The conclusion that "schema is more important than architecture" is primarily based on these 8 benchmarks. Whether minimal models like sRGCN remain superior in scenarios with rich natural features requiring heavy transformations is not fully explored.
Future directions: Replace GA with differentiable schema selection (learning \(\alpha, \beta\) end-to-end) or use duality to guide automated structure discovery, reducing dependence on search budgets.

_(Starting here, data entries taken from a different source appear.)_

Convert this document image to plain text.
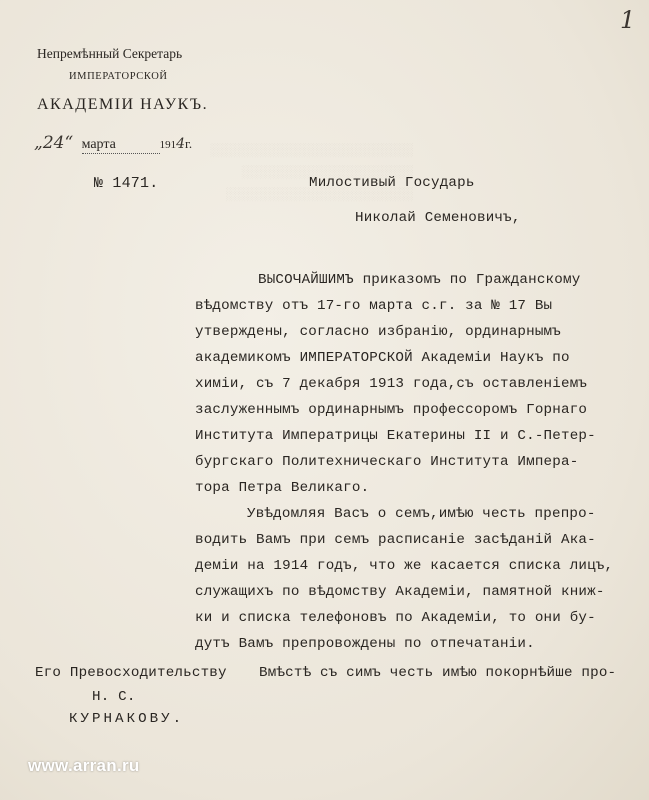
1
░░░░░░░░░░░░░░░░░░░░░░░░░░
░░░░░░░░░░░░░░░░░░░░░░
░░░░░░░░░░░░░░░░░░░░░░░░
Непремѣнный Секретарь
ИМПЕРАТОРСКОЙ
АКАДЕМІИ НАУКЪ.
„24“ марта	1914г.
№ 1471.	Милостивый Государь
Николай Семеновичъ,
ВЫСОЧАЙШИМЪ приказомъ по Гражданскому
вѣдомству отъ 17-го марта с.г. за № 17 Вы
утверждены, согласно избранію, ординарнымъ
академикомъ ИМПЕРАТОРСКОЙ Академіи Наукъ по
химіи, съ 7 декабря 1913 года,съ оставленіемъ
заслуженнымъ ординарнымъ профессоромъ Горнаго
Института Императрицы Екатерины II и С.-Петер-
бургскаго Политехническаго Института Импера-
тора Петра Великаго.
Увѣдомляя Васъ о семъ,имѣю честь препро-
водить Вамъ при семъ расписаніе засѣданій Ака-
деміи на 1914 годъ, что же касается списка лицъ,
служащихъ по вѣдомству Академіи, памятной книж-
ки и списка телефоновъ по Академіи, то они бу-
дутъ Вамъ препровождены по отпечатаніи.
Вмѣстѣ съ симъ честь имѣю покорнѣйше про-
Его Превосходительству
Н. С.
КУРНАКОВУ.
www.arran.ru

vs. Fixed-schema HGNNs (HAN/MAGNN/RGCN/HGT/SimpleHGN/SeHGNN/PSHGCN): These perform stronger message passing (metapaths, relational transforms, attention, pre-computed propagation) on "given schemas." This paper orthogonally points out that schemas themselves are optimizable and interprets these models as first-order approximations of SHGC (differing only in parameter sharing).
vs. Schema Construction (RelBench, Fey et al. 2024): RelBench systematically constructs schemas from relational databases but still relies on database-specific designs, yielding multiple valid variants. This paper uses Atomic HINs to unify ad-hoc practices into a canonical form, turning design into optimizable node/edge selection, covering and generalizing these approaches.
vs. Soft Edge Weights/Differentiable Metapath Selection (GTN/MHGCN/RE-GNN): These learn soft weights on fixed relation sets. This paper performs hard binary selection on a larger set of atomic relations and proves that atomization strictly expands the learnable filter space.

Rating¶

Novelty: ⭐⭐⭐⭐⭐ Elevates schema design from a neglected preprocessing step to an optimizable core dimension using "entity-attribute duality," with a fresh perspective backed by theory.
Experimental Thoroughness: ⭐⭐⭐⭐ Covers 8 datasets, node+link tasks, transferability across 3 HGNNs, and search efficiency analysis, though evidence for massive graph scalability is slightly weaker.
Writing Quality: ⭐⭐⭐⭐⭐ Clear definition/lemma system, RQ-driven experimental organization, and Obs 1-8 explain findings thoroughly.
Value: ⭐⭐⭐⭐⭐ Open-sourcing Atomic HINs, searched schemas, and the framework paves the way for fair benchmarking and schema-aware learning, carrying methodological significance for the community.